Pour moi ça reste du comic book. Certes tout d’un coup c’est sérieux, certes tout d’un coup ça va être pris au sérieux, mais cela reste du comic book. Franck Miller va taper un très, très gros coup avec The Dark Knight. Les personnages comme Superman et Batman ont vécu des milliards d’aventures qui vont dans tous les sens, certaines étaient dramatiques, certaines étaient drôles, d’autres mythologiques ou politiques, etc. Mais les grands noms de cette époque, Bernie Wrightson, Alan Moore, Frank Miller, vont essayer d’aller au-delà du simple aspect feuilletonnant, de comprendre la matrice des personnages.

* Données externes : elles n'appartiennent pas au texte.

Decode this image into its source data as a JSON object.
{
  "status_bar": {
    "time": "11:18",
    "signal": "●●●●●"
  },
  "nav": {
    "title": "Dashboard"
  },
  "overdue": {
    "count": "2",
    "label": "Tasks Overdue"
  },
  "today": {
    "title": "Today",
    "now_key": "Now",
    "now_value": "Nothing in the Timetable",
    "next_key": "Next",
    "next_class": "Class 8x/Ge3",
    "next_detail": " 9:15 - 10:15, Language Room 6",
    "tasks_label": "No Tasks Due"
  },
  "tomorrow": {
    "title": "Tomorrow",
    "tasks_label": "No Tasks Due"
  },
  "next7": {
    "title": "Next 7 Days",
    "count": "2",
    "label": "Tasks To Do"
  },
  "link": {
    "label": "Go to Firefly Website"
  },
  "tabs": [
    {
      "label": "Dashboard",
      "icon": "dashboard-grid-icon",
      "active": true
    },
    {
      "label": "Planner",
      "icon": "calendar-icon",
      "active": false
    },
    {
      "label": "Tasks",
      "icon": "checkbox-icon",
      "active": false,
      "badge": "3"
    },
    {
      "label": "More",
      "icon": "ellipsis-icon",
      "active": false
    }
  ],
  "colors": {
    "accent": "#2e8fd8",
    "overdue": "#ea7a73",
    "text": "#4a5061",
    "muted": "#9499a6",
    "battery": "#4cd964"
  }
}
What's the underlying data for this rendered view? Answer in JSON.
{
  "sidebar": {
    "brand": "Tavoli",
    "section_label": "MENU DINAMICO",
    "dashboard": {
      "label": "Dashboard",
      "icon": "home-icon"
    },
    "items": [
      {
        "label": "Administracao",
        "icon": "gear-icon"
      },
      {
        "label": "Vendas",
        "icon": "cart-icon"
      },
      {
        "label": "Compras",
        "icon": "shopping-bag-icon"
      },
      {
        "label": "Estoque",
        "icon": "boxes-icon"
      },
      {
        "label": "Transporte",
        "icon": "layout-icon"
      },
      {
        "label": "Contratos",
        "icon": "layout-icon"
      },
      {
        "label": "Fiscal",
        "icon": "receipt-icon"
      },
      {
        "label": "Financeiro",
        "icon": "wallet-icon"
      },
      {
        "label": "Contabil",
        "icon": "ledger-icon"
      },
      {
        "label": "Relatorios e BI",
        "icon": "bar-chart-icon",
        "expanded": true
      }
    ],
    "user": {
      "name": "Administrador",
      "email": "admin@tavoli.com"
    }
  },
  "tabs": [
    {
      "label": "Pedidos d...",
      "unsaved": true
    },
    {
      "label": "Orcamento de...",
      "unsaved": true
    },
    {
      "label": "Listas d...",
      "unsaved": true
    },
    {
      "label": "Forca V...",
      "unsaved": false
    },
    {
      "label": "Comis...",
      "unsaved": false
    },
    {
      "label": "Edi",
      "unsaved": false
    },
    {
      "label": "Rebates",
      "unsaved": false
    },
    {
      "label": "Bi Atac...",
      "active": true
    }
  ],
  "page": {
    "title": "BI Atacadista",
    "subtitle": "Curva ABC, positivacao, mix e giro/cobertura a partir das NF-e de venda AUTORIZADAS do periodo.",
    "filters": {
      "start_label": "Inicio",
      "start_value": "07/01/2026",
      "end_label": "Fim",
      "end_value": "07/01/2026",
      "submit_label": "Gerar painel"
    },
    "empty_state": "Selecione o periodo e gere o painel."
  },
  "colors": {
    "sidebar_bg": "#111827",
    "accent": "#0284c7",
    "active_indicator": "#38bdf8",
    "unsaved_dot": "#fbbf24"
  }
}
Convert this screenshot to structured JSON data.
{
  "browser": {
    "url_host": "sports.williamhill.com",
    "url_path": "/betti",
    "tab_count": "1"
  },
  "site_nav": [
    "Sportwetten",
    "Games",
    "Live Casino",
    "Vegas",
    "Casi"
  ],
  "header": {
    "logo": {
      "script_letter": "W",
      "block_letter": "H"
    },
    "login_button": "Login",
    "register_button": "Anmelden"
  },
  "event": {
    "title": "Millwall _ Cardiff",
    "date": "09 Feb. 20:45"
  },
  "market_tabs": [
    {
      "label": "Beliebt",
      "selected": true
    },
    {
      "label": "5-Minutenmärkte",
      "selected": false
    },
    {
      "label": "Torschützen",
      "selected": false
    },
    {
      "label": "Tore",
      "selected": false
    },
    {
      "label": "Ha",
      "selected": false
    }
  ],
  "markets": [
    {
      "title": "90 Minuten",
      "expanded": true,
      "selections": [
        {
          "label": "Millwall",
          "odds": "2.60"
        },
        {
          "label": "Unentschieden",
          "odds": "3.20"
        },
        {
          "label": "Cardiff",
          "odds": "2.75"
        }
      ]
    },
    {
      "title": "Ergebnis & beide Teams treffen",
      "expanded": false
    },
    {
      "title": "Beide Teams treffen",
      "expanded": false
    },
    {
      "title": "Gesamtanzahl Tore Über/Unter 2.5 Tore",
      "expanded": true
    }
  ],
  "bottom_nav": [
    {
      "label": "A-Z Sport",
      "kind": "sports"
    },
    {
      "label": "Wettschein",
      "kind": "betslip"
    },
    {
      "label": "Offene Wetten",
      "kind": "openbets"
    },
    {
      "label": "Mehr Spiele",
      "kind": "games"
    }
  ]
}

Je ne saurais pas forcément l’expliquer, mais il y a en filigrane, y compris chez les personnages très rigides comme Superman et Batman, quelque chose de l’ordre de l’anormalité sociale.

Ne serait-ce que par leur double identité qui, d’une certaine façon, est surprenante. Batman, Bruce Wayne en l’occurrence, c’est un playboy, milliardaire, dont on pourrait imaginer qu’il a tout ce dont un homme peut rêver. Et au fond, la seule chose dont il rêve, c’est d’être une figure de chauve-souris anonyme, dans les égouts de Gotham.

Batman, super gay ?

source: reddit
source: Reddit

Il y a quelque chose de sale dans le personnage de Batman et qu’il a du mal à assumer dans sa vie de milliardaire playboy qui vit sous les flashs. Ce caractère-là va énormément plaire à une communauté particulière, qui à l’époque est par la force des choses obligée de mener une double vie, la communauté homosexuelle. Il va y avoir chez les homos, un trip Batman marqué, non seulement par rapport à ce personnage qui est obligé de vivre son fantasme de façon caché, mais aussi par rapport à tous les freaks qui l’entoure.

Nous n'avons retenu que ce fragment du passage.